A MINUTE WITH MIHLALI

“I want to leave a legacy that spans through generations, of being a brand that created jobs; built communities and changed the perception of what design and could be.”

Mihlali Yawa is a 23-year-old designer currently doing her Honours in Fashion at LISOF. She describes herself as a lover of all things wholesome, beautiful and artisanal.  This interview takes us through her fashion journey and one also gains some perspective on the fashion industry.  

Q:        WHAT IS YOUR VISION FOR YOUR BRAND?

A:My vision for my brand YAWA, is it to be an internationally recognized brand that is a household name. My vision, is to further the design scope of South Africa and the entire

African diaspora. I draw a lot of my influence (in terms of where I want to be) from creative directors Asanda Sizani and Anne Wintour, then design wise from Rich Mnisi; Fezeka Qobose and a brand by the name of Fenoel.

Q:     WHAT IS YOUR BIGGEST CHALLENGE WHEN IT COEMS TO YOUR BUSINESS?

A:People investing in it. For example, a client would rather spend R20 000 in an existing store or known designer than you because they fell it is better use of their money. People don’t trust someone who doesn’t have a “name” behind them. 

 Q:       DO YOU REMEMBER THE FEELING OF COMPLETELY YOUR FIRST COLLECTION/FIRST PIECE?

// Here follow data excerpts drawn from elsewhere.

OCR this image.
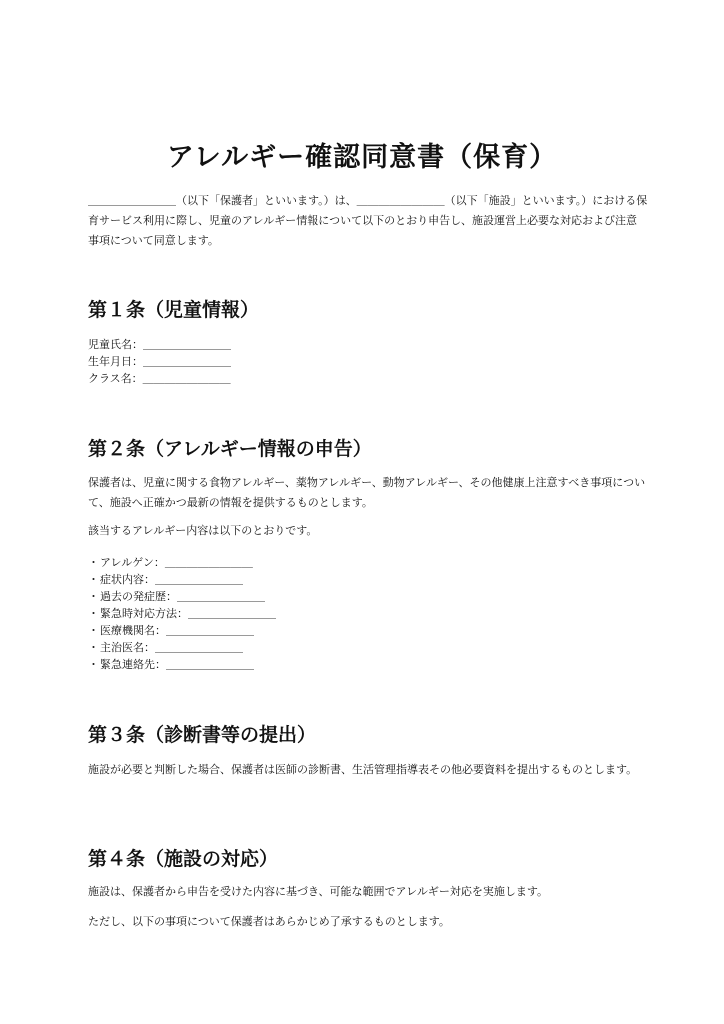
アレルギー確認同意書（保育）

＿＿＿＿＿＿＿＿（以下「保護者」といいます。）は、＿＿＿＿＿＿＿＿（以下「施設」といいます。）における保育サービス利用に際し、児童のアレルギー情報について以下のとおり申告し、施設運営上必要な対応および注意事項について同意します。

第１条（児童情報）

児童氏名：＿＿＿＿＿＿＿＿

生年月日：＿＿＿＿＿＿＿＿

クラス名：＿＿＿＿＿＿＿＿

第２条（アレルギー情報の申告）

保護者は、児童に関する食物アレルギー、薬物アレルギー、動物アレルギー、その他健康上注意すべき事項について、施設へ正確かつ最新の情報を提供するものとします。

該当するアレルギー内容は以下のとおりです。

・アレルゲン：＿＿＿＿＿＿＿＿
・症状内容：＿＿＿＿＿＿＿＿
・過去の発症歴：＿＿＿＿＿＿＿＿
・緊急時対応方法：＿＿＿＿＿＿＿＿
・医療機関名：＿＿＿＿＿＿＿＿
・主治医名：＿＿＿＿＿＿＿＿
・緊急連絡先：＿＿＿＿＿＿＿＿
第３条（診断書等の提出）

施設が必要と判断した場合、保護者は医師の診断書、生活管理指導表その他必要資料を提出するものとします。

第４条（施設の対応）

施設は、保護者から申告を受けた内容に基づき、可能な範囲でアレルギー対応を実施します。

ただし、以下の事項について保護者はあらかじめ了承するものとします。
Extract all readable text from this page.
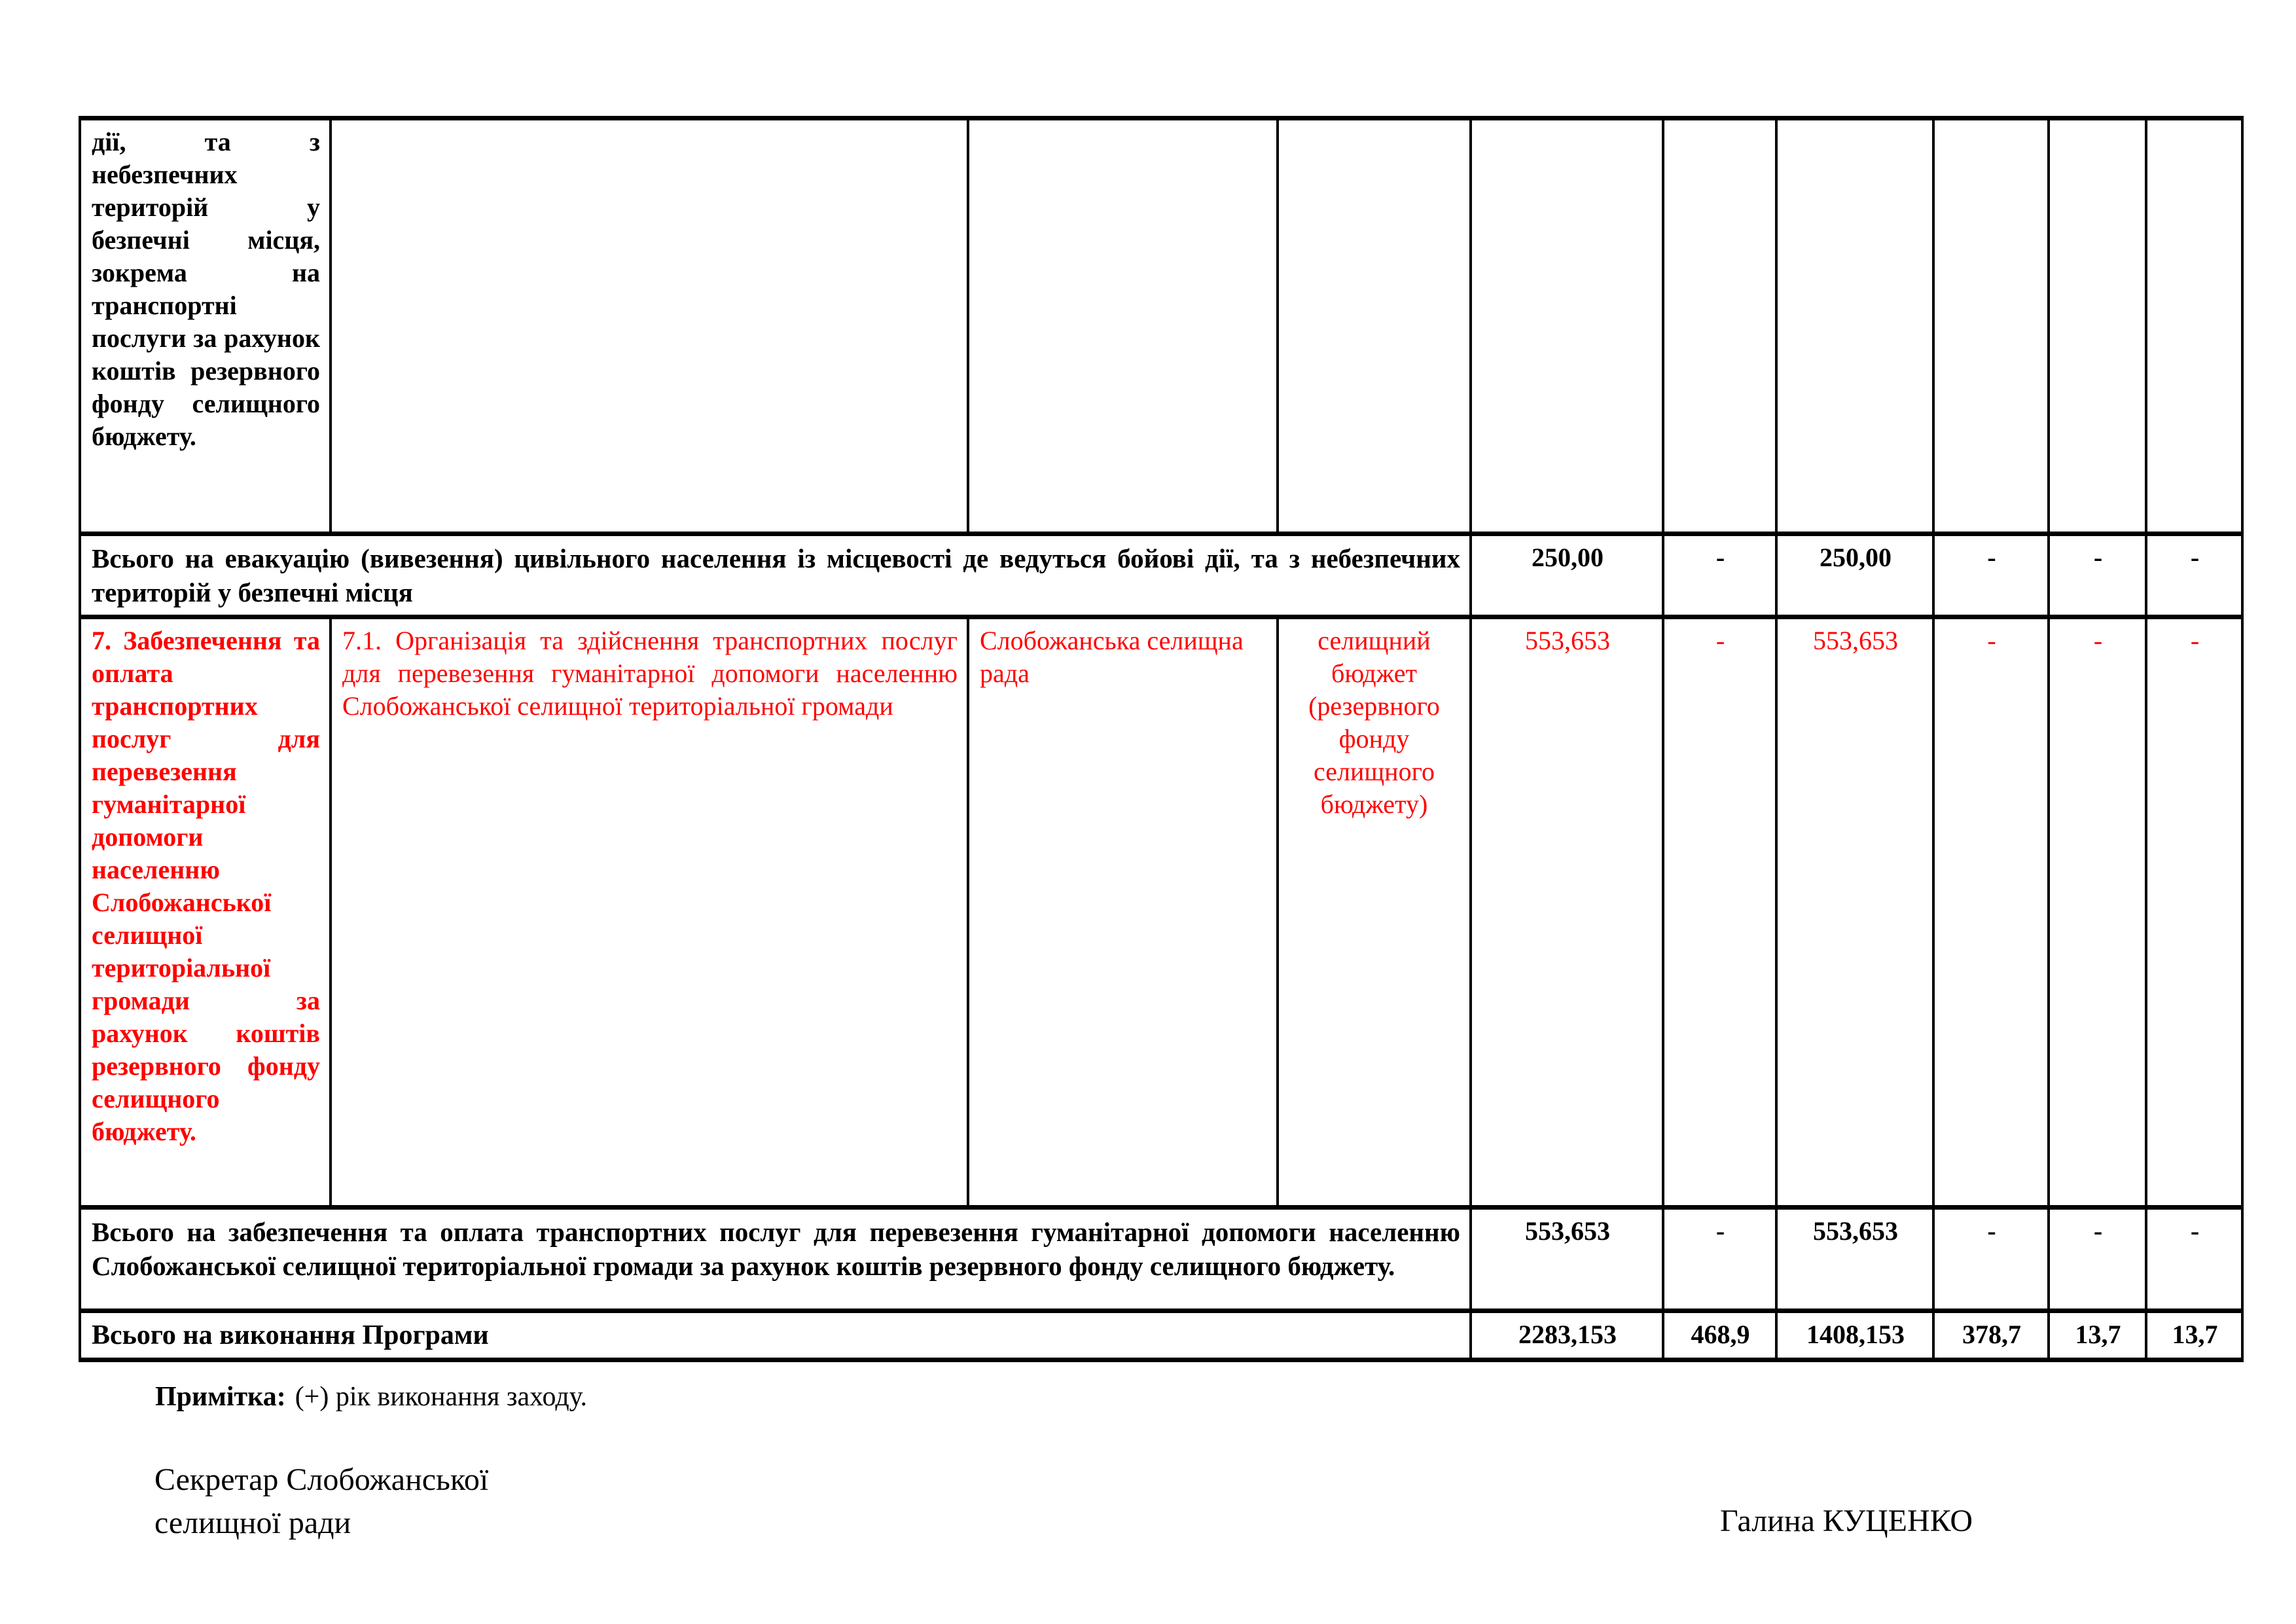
дії, та з небезпечних територій у безпечні місця, зокрема на транспортні послуги за рахунок коштів резервного фонду селищного бюджету.									
Всього на евакуацію (вивезення) цивільного населення із місцевості де ведуться бойові дії, та з небезпечних територій у безпечні місця				250,00	-	250,00	-	-	-
7. Забезпечення та оплата транспортних послуг для перевезення гуманітарної допомоги населенню Слобожанської селищної територіальної громади за рахунок коштів резервного фонду селищного бюджету.	7.1. Організація та здійснення транспортних послуг для перевезення гуманітарної допомоги населенню Слобожанської селищної територіальної громади	Слобожанська селищна рада	селищний бюджет (резервного фонду селищного бюджету)	553,653	-	553,653	-	-	-
Всього на забезпечення та оплата транспортних послуг для перевезення гуманітарної допомоги населенню Слобожанської селищної територіальної громади за рахунок коштів резервного фонду селищного бюджету.				553,653	-	553,653	-	-	-
Всього на виконання Програми				2283,153	468,9	1408,153	378,7	13,7	13,7

Примітка: (+) рік виконання заходу.

Секретар Слобожанської
селищної ради	Галина КУЦЕНКО
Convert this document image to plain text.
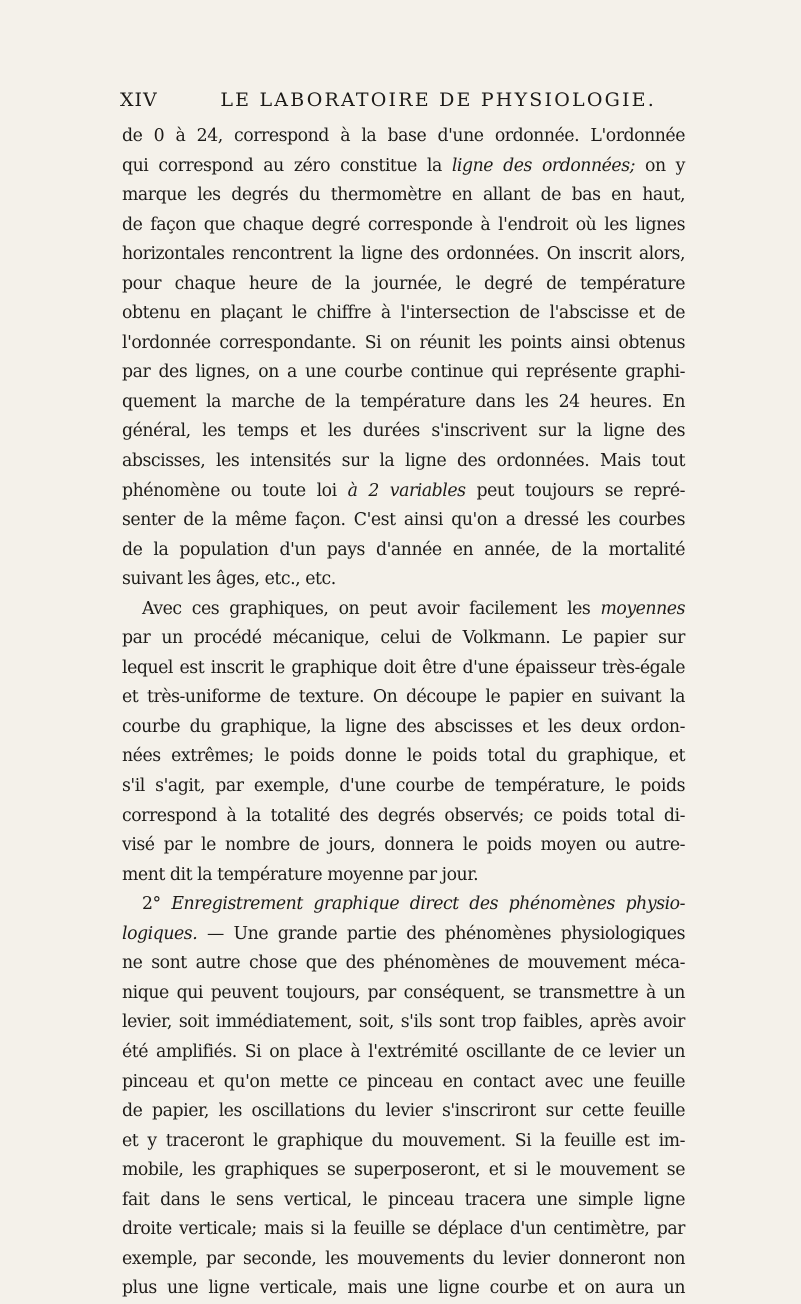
XIV	LE LABORATOIRE DE PHYSIOLOGIE.
de 0 à 24, correspond à la base d'une ordonnée. L'ordonnée
qui correspond au zéro constitue la ligne des ordonnées; on y
marque les degrés du thermomètre en allant de bas en haut,
de façon que chaque degré corresponde à l'endroit où les lignes
horizontales rencontrent la ligne des ordonnées. On inscrit alors,
pour chaque heure de la journée, le degré de température
obtenu en plaçant le chiffre à l'intersection de l'abscisse et de
l'ordonnée correspondante. Si on réunit les points ainsi obtenus
par des lignes, on a une courbe continue qui représente graphi-
quement la marche de la température dans les 24 heures. En
général, les temps et les durées s'inscrivent sur la ligne des
abscisses, les intensités sur la ligne des ordonnées. Mais tout
phénomène ou toute loi à 2 variables peut toujours se repré-
senter de la même façon. C'est ainsi qu'on a dressé les courbes
de la population d'un pays d'année en année, de la mortalité
suivant les âges, etc., etc.
Avec ces graphiques, on peut avoir facilement les moyennes
par un procédé mécanique, celui de Volkmann. Le papier sur
lequel est inscrit le graphique doit être d'une épaisseur très-égale
et très-uniforme de texture. On découpe le papier en suivant la
courbe du graphique, la ligne des abscisses et les deux ordon-
nées extrêmes; le poids donne le poids total du graphique, et
s'il s'agit, par exemple, d'une courbe de température, le poids
correspond à la totalité des degrés observés; ce poids total di-
visé par le nombre de jours, donnera le poids moyen ou autre-
ment dit la température moyenne par jour.
2° Enregistrement graphique direct des phénomènes physio-
logiques. — Une grande partie des phénomènes physiologiques
ne sont autre chose que des phénomènes de mouvement méca-
nique qui peuvent toujours, par conséquent, se transmettre à un
levier, soit immédiatement, soit, s'ils sont trop faibles, après avoir
été amplifiés. Si on place à l'extrémité oscillante de ce levier un
pinceau et qu'on mette ce pinceau en contact avec une feuille
de papier, les oscillations du levier s'inscriront sur cette feuille
et y traceront le graphique du mouvement. Si la feuille est im-
mobile, les graphiques se superposeront, et si le mouvement se
fait dans le sens vertical, le pinceau tracera une simple ligne
droite verticale; mais si la feuille se déplace d'un centimètre, par
exemple, par seconde, les mouvements du levier donneront non
plus une ligne verticale, mais une ligne courbe et on aura un
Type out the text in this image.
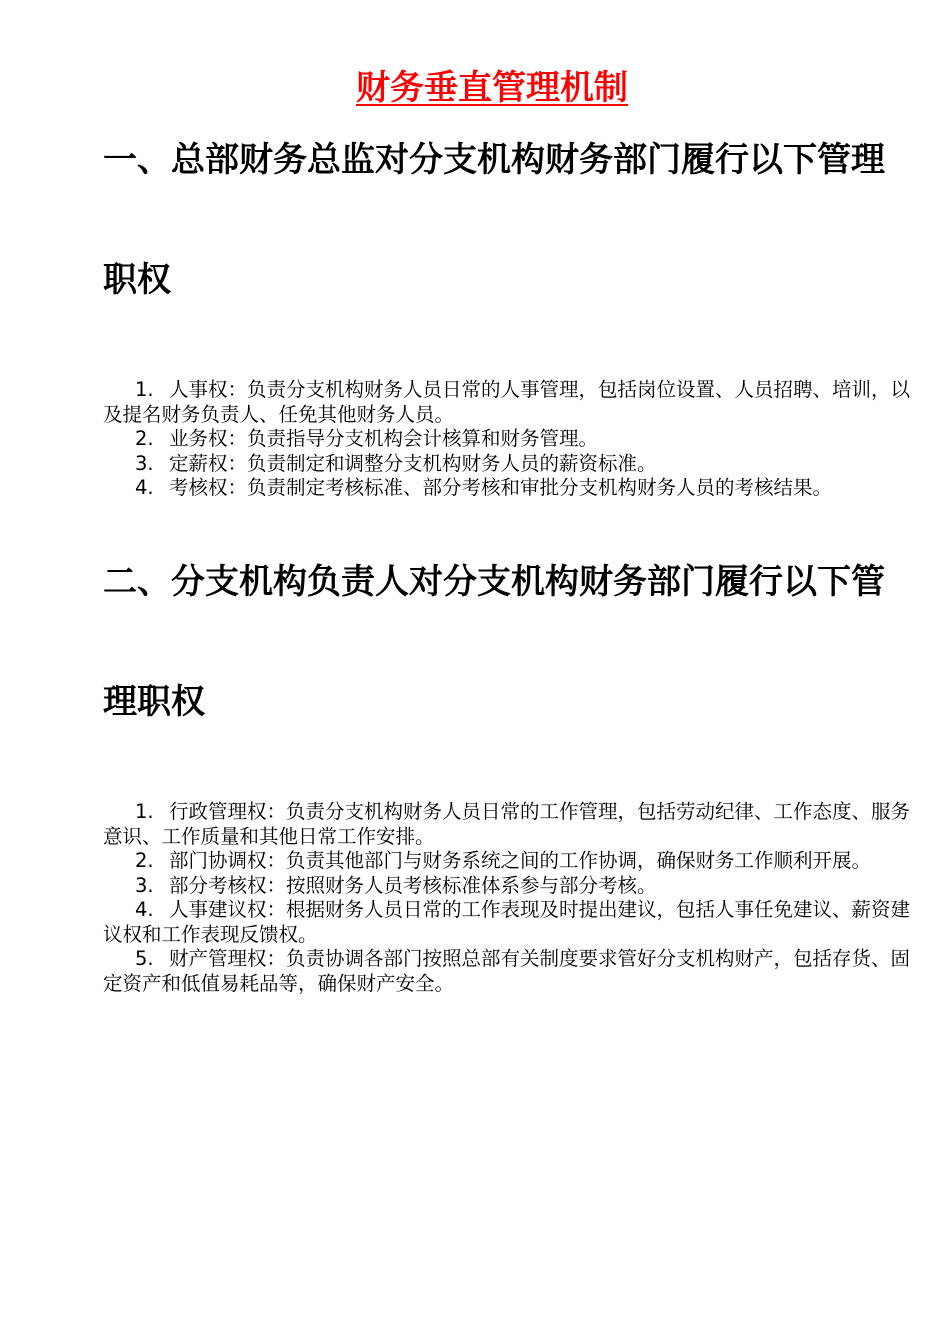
财务垂直管理机制
一、总部财务总监对分支机构财务部门履行以下管理
职权

1. 人事权：负责分支机构财务人员日常的人事管理，包括岗位设置、人员招聘、培训，以及提名财务负责人、任免其他财务人员。

2. 业务权：负责指导分支机构会计核算和财务管理。

3. 定薪权：负责制定和调整分支机构财务人员的薪资标准。

4. 考核权：负责制定考核标准、部分考核和审批分支机构财务人员的考核结果。

二、分支机构负责人对分支机构财务部门履行以下管
理职权

1. 行政管理权：负责分支机构财务人员日常的工作管理，包括劳动纪律、工作态度、服务意识、工作质量和其他日常工作安排。

2. 部门协调权：负责其他部门与财务系统之间的工作协调，确保财务工作顺利开展。

3. 部分考核权：按照财务人员考核标准体系参与部分考核。

4. 人事建议权：根据财务人员日常的工作表现及时提出建议，包括人事任免建议、薪资建议权和工作表现反馈权。

5. 财产管理权：负责协调各部门按照总部有关制度要求管好分支机构财产，包括存货、固定资产和低值易耗品等，确保财产安全。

A:I do – to be honest, the feeling I experienced was that of relief and then disappointment. I was relieved because I was under pressure to produce this collection for school and I could finally sleep but then I was disappointed because the collection had been changed/adapted a lot and I didn’t necessarily feel that I was my own. I didn’t fight enough for my initial ideas and concept, it morphed into something else, although beautiful but not my own. Moral of the story, stick to your guns. Selling my first piece, however, was really great, an entire person paid me for something I made with my hands – it was bliss!

Q: WHAT IS THE ONE THING YOU COULD CHANGE ABOUT THE INDUSTRY? 

A:Specifically, in South Africa, the amount of closed doors there are. As a designer, the only way to improve your craft, is to be constantly working on it. South African designers (some) don’t open their doors to young, inexperienced people and put them in a position of learning. When I make it, my first step to give back would be to establish an internship programme to upcoming designers. Secondly, I would change the “face” value of the industry as being one of humility; active change and advancement. 

Q: CAN YOU MAKE ME A DRESS? (HOW MANY TIMES HAVE YOU HEARD THAT?)

A: More than I would like to admit and it is usually followed up by an over sceptical “really? (lol).  I’ve since learnt that this question is all about gauging my confidence more than anything. If I answer cowardly, the person will walk but if I stand my ground, I know money is coming soon. 

Q: WHAT IS THE BIGGEST MISINTERPRETATION THAT STUDENTS HAVE GOING TO FASHION SCHOOL? 

A:That it is going to be glamorous; easy and you are going to meet influential industry people every day. A lot of people don’t understand/know that the fashion shows/shoots and meeting people, is maybe 10% of the job. The other 90% is you researching and sitting behind a sewing machine at odd hours of the night. 

Q: ADVICE FOR UPCOMING DESIGNERS?

 A: Work as much as possible, regardless of the job. Constantly work on your craft and operate out of your boundaries.